Leslie Kimiko Ward is the recipient of a grant from the Alaska Humanities Forum for her forthcoming memoir 1000 Cranes. She has written and performed a thirty-minute monologue and one-woman-show based on similar content. Her first short story was published nearly fifteen years ago, in an anthology of lesbian erotic short fiction. She is a Creative Writing MFA dropout, with little understanding of the term exegesis. Leslie would like to thank her writing mentor, novelist Jo-Ann Mapson, for her stalwart advice and encouragement.
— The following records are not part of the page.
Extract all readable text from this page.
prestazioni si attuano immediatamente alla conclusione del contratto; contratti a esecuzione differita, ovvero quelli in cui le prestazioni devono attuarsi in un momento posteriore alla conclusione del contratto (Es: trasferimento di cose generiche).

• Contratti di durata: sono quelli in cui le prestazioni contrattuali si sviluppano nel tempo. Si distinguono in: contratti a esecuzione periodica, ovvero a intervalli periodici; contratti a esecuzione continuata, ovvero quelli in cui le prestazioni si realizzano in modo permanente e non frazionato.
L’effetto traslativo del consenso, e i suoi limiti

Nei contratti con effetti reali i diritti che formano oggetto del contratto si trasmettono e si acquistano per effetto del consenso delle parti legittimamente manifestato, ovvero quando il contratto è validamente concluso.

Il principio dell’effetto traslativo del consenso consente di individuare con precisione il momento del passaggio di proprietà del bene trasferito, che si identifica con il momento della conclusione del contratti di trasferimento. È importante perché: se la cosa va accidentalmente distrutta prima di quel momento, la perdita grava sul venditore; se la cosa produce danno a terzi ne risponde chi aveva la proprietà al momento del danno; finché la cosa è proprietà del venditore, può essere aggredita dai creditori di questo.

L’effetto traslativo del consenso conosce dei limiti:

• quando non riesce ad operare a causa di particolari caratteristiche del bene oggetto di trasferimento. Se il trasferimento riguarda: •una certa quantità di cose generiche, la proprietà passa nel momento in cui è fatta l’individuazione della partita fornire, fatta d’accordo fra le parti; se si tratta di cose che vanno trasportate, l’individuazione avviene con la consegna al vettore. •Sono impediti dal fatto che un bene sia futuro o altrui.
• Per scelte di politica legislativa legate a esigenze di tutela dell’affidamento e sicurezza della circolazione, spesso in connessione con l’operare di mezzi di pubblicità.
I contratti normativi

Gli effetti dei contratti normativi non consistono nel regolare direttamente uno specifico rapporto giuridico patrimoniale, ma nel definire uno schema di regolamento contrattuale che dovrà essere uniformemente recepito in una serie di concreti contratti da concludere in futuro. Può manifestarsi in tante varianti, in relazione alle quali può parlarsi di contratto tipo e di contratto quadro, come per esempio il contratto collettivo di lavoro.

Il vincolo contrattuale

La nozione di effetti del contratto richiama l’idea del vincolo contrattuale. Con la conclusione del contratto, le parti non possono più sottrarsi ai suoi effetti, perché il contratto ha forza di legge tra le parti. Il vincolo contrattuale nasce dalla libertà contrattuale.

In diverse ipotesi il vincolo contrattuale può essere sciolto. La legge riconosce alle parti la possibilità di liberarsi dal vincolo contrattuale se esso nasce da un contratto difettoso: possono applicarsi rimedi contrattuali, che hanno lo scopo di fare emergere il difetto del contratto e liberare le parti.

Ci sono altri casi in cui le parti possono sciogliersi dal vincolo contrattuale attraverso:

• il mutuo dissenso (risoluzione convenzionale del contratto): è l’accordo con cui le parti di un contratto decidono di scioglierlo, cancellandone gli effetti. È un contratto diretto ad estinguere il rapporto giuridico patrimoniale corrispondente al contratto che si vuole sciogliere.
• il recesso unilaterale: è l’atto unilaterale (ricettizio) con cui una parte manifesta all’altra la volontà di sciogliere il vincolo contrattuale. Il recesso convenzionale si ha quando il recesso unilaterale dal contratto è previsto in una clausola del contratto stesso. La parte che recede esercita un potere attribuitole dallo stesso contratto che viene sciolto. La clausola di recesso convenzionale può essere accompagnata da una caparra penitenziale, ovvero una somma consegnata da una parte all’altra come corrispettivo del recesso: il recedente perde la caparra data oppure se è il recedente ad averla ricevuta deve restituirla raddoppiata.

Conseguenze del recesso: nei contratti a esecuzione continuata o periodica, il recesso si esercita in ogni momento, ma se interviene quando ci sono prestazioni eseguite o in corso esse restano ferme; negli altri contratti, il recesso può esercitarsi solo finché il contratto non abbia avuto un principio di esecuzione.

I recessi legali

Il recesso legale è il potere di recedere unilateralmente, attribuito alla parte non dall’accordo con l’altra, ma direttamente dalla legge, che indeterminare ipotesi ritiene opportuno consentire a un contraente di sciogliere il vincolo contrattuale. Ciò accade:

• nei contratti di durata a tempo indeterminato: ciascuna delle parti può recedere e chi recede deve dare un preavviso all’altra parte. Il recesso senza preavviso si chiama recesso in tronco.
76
Shelby “Mahogany” Wilson has been in Alaska for over 20 years. She is the vice president of Black Feather POETS Alaska. Black Feather POETS is a nonprofit organization built on bringing cultures together through art. Shelby is a published poet who started her poetic venture with Alaska Poetry League. In 2005, she was fourth runner-up in the Alaska Poetry Slam contest. Since then Shelby has expanded her creative talents to include performance poet, workshop facilitator, writer, spiritual counselor, and motivational speaker. Her work has appeared online in Daily Love, Vox Poetica, Fib Review, Eskimo Pie, Poetry from Wherever, Poetic Medicine, Moon Magazine, and Bent Alaska. Her print work has appeared in Safire Magazine, Alaska Women Speak, and in the anthology In My Lifetime: Wonders. Shelby produced and appeared on a spoken-word CD entitled Lyrical Finesse, a Black Feather Production. She has self-published a chapbook titled Serenity, and the poetry collections Broken Wings, Mending Damaged Souls and Verbal Stimulation, An Intimate Collection of Poetry.